GCAFs displayed higher capacities to induce BGC-823 cell proliferation, migration, and invasion than GNFs (P < 0.01). Astragaloside IV treatment strongly inhibited the proliferation-, migration- and invasion-promoting capacities of GCAFs (P < 0.05 for 10 μmol/L, P < 0.01 for 20 μmol/L and 40 μmol/L). Compared with GNFs, GCAFs expressed a lower level of microRNA-214 (P < 0.01) and a higher level of microRNA-301a (P < 0.01). Astragaloside IV treatment significantly up-regulated microRNA-214 expression (P < 0.01) and down-regulated microRNA-301a expression (P < 0.01) in GCAFs. Reestablishing the microRNA expression balance subsequently suppressed M-CSF production (P < 0.01) and secretion (P < 0.05), and elevated TIMP2 production (P < 0.01) and secretion (P < 0.05). Consequently, the ability of GCAFs to increase SOX2 and NANOG expression in BGC-823 cells was abolished by astragaloside IV.

CONCLUSION

Astragaloside IV can inhibit the pathological functions of GCAFs by correcting their dysregulation of microRNA expression, and it is promisingly a potent therapeutic agent regulating tumor microenvironment.

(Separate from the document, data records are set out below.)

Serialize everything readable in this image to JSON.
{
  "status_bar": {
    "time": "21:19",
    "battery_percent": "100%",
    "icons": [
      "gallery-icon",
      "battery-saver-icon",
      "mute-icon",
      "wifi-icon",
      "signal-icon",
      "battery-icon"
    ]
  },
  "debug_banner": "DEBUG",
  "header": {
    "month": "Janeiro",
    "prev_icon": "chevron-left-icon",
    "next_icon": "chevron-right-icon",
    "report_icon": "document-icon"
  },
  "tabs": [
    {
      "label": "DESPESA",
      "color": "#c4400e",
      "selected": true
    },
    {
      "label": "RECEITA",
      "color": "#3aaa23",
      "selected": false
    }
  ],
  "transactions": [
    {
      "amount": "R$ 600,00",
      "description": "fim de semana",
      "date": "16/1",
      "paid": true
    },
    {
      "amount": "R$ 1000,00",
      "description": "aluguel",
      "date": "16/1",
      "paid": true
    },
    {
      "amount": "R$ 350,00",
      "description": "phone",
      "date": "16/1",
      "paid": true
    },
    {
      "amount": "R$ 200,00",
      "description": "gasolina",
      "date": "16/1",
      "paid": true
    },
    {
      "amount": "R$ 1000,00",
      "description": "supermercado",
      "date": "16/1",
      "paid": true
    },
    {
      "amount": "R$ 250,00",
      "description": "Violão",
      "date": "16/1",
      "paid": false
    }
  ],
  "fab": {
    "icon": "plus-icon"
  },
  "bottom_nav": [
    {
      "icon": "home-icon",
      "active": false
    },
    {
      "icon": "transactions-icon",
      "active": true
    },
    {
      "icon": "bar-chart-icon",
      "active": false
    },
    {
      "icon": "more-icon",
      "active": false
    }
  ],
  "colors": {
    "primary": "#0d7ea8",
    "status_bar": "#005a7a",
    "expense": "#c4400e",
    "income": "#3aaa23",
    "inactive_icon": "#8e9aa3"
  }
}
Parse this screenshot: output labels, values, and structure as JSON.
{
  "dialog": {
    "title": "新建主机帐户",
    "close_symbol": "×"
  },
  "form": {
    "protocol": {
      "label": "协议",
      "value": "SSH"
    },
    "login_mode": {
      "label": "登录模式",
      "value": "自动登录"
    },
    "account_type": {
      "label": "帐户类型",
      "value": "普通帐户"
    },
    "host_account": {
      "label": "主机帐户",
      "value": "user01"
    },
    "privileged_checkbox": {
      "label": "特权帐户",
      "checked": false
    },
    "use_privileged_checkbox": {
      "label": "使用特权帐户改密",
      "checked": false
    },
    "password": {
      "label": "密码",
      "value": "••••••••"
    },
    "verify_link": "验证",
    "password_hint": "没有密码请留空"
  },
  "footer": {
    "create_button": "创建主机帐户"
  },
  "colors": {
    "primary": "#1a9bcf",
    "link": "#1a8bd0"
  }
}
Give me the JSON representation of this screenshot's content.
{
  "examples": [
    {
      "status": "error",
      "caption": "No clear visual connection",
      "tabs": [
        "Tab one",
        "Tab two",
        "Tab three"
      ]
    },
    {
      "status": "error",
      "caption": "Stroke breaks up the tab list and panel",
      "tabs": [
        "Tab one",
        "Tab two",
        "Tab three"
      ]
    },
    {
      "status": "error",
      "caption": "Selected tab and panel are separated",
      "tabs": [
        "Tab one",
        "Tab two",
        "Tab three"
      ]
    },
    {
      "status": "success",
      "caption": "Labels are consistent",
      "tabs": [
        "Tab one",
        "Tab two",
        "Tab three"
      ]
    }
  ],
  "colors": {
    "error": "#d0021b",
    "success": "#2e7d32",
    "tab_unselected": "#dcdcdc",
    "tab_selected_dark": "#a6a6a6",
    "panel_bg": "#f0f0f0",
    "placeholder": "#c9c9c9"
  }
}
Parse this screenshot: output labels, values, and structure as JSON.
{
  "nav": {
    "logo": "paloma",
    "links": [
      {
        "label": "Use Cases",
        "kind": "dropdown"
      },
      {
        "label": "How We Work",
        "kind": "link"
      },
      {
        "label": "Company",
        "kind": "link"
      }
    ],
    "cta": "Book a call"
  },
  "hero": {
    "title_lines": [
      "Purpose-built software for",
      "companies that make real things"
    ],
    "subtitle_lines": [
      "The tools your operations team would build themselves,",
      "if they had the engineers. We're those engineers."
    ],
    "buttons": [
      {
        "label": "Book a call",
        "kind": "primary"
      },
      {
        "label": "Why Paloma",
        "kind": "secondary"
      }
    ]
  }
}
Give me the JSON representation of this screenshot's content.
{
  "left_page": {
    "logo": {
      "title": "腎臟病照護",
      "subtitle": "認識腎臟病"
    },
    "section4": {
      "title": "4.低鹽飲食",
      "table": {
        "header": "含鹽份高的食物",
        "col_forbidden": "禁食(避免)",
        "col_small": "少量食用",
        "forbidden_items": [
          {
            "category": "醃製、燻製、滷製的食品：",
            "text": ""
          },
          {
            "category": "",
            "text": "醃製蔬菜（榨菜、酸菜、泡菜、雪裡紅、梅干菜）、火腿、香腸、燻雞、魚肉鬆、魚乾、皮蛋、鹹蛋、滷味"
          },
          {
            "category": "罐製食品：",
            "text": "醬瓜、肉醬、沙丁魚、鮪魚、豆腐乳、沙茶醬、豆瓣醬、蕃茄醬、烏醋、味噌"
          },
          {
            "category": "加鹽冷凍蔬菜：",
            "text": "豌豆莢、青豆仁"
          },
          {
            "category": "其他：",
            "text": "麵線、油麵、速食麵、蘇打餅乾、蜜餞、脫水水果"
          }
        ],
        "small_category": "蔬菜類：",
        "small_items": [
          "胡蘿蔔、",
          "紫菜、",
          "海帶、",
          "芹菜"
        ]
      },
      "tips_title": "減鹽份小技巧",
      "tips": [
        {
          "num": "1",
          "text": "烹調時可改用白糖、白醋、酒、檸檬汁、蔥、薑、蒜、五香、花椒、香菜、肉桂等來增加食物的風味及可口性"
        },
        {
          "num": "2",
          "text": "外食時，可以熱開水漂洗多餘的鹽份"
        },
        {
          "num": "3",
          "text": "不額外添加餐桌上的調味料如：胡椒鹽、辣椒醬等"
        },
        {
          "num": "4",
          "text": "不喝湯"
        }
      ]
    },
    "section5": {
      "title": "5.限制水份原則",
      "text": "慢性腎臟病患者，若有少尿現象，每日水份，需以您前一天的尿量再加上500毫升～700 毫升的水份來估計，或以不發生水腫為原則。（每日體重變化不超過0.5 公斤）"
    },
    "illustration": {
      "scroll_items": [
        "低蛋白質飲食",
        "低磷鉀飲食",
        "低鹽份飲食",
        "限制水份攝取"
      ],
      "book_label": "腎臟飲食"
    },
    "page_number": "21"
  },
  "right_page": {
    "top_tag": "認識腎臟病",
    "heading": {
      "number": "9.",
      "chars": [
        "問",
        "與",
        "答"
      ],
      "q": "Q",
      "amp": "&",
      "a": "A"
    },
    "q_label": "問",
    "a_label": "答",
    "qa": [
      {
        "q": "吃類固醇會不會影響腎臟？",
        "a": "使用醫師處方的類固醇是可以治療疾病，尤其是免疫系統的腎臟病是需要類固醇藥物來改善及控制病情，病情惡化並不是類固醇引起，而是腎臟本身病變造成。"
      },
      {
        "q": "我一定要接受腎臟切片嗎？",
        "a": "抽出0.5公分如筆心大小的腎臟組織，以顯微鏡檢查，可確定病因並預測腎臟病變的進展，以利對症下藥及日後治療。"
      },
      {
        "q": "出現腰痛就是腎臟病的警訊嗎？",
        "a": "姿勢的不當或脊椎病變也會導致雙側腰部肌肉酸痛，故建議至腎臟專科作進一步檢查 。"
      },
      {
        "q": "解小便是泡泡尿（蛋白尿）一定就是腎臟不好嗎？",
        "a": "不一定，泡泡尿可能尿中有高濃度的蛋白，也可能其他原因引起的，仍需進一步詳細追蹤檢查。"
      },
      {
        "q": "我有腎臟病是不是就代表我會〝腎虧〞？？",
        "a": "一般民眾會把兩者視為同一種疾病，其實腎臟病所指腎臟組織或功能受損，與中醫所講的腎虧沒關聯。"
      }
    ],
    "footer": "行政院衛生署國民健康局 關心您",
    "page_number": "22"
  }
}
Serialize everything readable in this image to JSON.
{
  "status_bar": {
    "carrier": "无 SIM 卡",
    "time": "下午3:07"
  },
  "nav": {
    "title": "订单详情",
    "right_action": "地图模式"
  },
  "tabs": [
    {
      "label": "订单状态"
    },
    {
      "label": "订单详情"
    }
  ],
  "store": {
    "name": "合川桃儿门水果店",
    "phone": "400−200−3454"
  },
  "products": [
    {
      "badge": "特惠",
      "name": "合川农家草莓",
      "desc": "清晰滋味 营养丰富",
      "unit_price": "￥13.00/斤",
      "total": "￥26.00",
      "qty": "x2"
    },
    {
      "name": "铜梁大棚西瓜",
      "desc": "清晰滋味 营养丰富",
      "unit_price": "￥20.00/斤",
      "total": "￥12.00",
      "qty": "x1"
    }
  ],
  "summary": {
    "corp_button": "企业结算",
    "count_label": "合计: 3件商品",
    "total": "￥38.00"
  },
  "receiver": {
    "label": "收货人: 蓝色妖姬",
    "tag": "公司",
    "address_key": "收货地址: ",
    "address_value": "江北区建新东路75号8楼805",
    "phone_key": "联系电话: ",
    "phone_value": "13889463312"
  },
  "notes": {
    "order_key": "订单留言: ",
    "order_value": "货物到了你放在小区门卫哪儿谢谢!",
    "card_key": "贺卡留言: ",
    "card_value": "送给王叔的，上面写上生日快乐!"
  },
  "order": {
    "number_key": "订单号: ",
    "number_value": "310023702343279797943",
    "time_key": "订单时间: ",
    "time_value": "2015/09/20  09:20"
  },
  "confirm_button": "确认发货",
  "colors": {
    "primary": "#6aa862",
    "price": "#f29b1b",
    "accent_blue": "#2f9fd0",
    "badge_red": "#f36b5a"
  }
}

Keywords: Astragaloside IV; Gastric cancer-associated fibroblasts; Proliferation; Migration; Invasion; MicroRNA

Core tip: Most of chemotherapeutic agents directly act on cancer cells. However, direct drug attacks on cancer cells have the drawbacks of accelerating cancer evolution, chemoresistance, recurrence, and metastasis. Cancer-associated fibroblasts considerably contribute to cancer initiation and progression by providing nourishment and support for cancer cells. Blocking the pathological functions of cancer-associated fibroblasts can eliminate the conditions suitable for cancer cell survival and expansion, representing a novel effective anti-cancer strategy. Unfortunately, few effective drugs have been found against cancer-associated fibroblasts. Here, astragaloside IV significantly inhibited the pathological functions of gastric cancer-associated fibroblasts, suggesting its valuable therapeutic application in gastric carcinoma.